Why would you do this? And why are some posters implying that grandparents are entitled to a sleepover? OP is happy to pay for childcare, but her mother has requested the child, and so will already be spending loads of time with him.

I don't understand!

iggi777 · 04/09/2012 10:33

Why is a sleep over such a treat (for the adults)? I don't understand that. Surely during the day when they're actually awake is much more fun.

iggi777 · 04/09/2012 10:35

Exactly Piaviaso. I can see why if parents are going to a wedding or for a hospital visit etc, but otherwise I want my chidlren to be with me.

GoldWithADragonTattoo · 04/09/2012 10:42

I think the smoking issue has slightly derailed this thread and to be honest that's something you need to decide for yourself. I think I would be prepared to leave my kids with a smoker as long as they smoked outside, washed their hands afterwards and wore an outer layer of clothing which could then be removed.

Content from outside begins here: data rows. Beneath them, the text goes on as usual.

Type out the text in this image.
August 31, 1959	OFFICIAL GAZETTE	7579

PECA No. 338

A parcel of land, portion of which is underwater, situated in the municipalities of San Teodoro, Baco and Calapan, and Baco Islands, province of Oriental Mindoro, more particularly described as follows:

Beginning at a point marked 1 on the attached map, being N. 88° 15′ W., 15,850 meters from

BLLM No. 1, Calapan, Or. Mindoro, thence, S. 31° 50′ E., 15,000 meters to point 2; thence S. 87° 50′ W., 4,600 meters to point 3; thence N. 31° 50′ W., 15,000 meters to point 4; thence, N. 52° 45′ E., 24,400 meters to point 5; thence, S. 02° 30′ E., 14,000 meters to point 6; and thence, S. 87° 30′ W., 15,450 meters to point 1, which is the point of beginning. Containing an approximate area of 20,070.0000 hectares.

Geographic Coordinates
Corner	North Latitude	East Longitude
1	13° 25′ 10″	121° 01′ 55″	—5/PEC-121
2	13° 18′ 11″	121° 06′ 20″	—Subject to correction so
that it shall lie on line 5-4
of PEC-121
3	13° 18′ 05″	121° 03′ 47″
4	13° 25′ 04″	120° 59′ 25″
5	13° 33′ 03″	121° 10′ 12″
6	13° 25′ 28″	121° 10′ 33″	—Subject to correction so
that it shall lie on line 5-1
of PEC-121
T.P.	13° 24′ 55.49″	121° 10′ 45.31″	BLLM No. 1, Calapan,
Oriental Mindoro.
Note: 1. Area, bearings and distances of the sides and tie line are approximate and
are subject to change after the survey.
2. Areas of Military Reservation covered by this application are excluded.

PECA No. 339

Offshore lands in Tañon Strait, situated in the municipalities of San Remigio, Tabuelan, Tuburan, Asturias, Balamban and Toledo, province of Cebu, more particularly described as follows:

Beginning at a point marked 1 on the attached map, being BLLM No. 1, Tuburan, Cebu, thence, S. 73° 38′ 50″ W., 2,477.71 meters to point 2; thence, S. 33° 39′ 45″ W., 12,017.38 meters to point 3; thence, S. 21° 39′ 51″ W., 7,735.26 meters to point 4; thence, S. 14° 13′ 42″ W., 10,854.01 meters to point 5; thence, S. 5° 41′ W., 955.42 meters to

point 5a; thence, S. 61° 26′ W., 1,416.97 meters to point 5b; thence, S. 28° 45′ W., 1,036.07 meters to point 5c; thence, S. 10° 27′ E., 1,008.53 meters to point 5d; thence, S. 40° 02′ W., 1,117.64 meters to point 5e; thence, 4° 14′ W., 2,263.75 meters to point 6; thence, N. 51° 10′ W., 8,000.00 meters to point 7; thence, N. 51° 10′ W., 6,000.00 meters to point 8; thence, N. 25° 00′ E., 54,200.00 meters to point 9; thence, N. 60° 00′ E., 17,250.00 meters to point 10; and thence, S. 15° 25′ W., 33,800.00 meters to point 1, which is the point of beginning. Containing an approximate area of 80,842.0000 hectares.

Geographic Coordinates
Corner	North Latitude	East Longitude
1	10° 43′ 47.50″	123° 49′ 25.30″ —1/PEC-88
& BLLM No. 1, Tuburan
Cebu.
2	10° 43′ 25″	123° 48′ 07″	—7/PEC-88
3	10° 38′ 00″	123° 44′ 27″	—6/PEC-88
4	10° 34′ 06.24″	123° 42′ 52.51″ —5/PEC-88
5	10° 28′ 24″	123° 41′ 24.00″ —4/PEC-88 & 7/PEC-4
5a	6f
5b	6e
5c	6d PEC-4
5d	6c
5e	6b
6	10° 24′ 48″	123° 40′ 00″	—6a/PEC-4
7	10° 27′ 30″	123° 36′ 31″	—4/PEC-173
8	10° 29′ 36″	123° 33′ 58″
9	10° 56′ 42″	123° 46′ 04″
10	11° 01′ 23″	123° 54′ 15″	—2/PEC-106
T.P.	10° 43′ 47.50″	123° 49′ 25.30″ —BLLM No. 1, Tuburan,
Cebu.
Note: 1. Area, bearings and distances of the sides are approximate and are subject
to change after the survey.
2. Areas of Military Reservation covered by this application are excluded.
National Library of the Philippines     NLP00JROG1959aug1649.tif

But on the main issue YANBU to not want to leave your baby overnight at such a young age. It's entirely your choice and your mum shouldn't be pressurising you. I agree that actually she is getting more quality time by having your baby in the day than she would overnight so don't see she has cause to complain really.

I am surprised how this thread has gone and agree with those who say MN is on it's head at the moment.

WhereYouLeftIt · 04/09/2012 11:07

I have never understood the notion of grandparents insisting on having their grandchildren for sleepovers. It NEVER happened in my family so I suppose that's why I consider it so, frankly, weird. I can imagine offering it to give the parents a break if they are sleep-deprived/going to an event, but I cannot fathom why you'd want to do it for your own pleasure.

BigBoobiedBertha · 04/09/2012 11:59

At 11 months both my DSs were finally settling down to a decent sleep routine but it had been 11 months of hard work and it still wasn't guaranteed every night that they would go to bed easily. Handing over the child to somebody else would probably have wrecked all that hard work. I wouldn't have wanted to risk it.

Besides, a child that won't settle isn't much fun for the grandparent either and if the child does settle and sleep through, where is the fun in having them at all. What are you going to do with this 'special' time? Sit up all night watching them?

I would be interested to know if the OP had a great relationship with her grandparents and went for sleep overs with them as a child. I am beginning to think that the OP's mother is being a bit controlling.

WorkingMummyof1 · 04/09/2012 13:28

Hi sorry if this suggestion has been made (did not get time to read all the posts) but if your mother wants a sleepover is it poss. for you to stay over too? that way you are not separated from baby and Grandma gets to spend night with baby.

Also agree with those posting about the dangers of smoking. Is it poss to mix your childcare so that it minimises time spent in a house with a smokey environment e.g. few days at a nursery and one or two afternoons with DM? If DM is that keen to have grandchild over it would be nice that your rules are respected - it is medically proved to be better for baby not to be in a "smokey" environment.

Finally, disagree intensely with those saying that being upset by being separated from baby is being unreasonable. Yes some children stay overnight without Mum due to holidays/divorce/work travel etc which is natural for them, however for other Mums it is almost as unnatural to have that situation. Personally I would hate to be separated from baby even for 1 night - not unreasonable - at all. Every family is different and every Mum has a different relationship with baby - OP do what is right for you, if you are not happy for baby to be away from you for the night then it is not an option you should be forced into by emotional blackmail.

PurpleRayne · 04/09/2012 15:53

I hope you have a Plan B for childcare, red flags all over the place.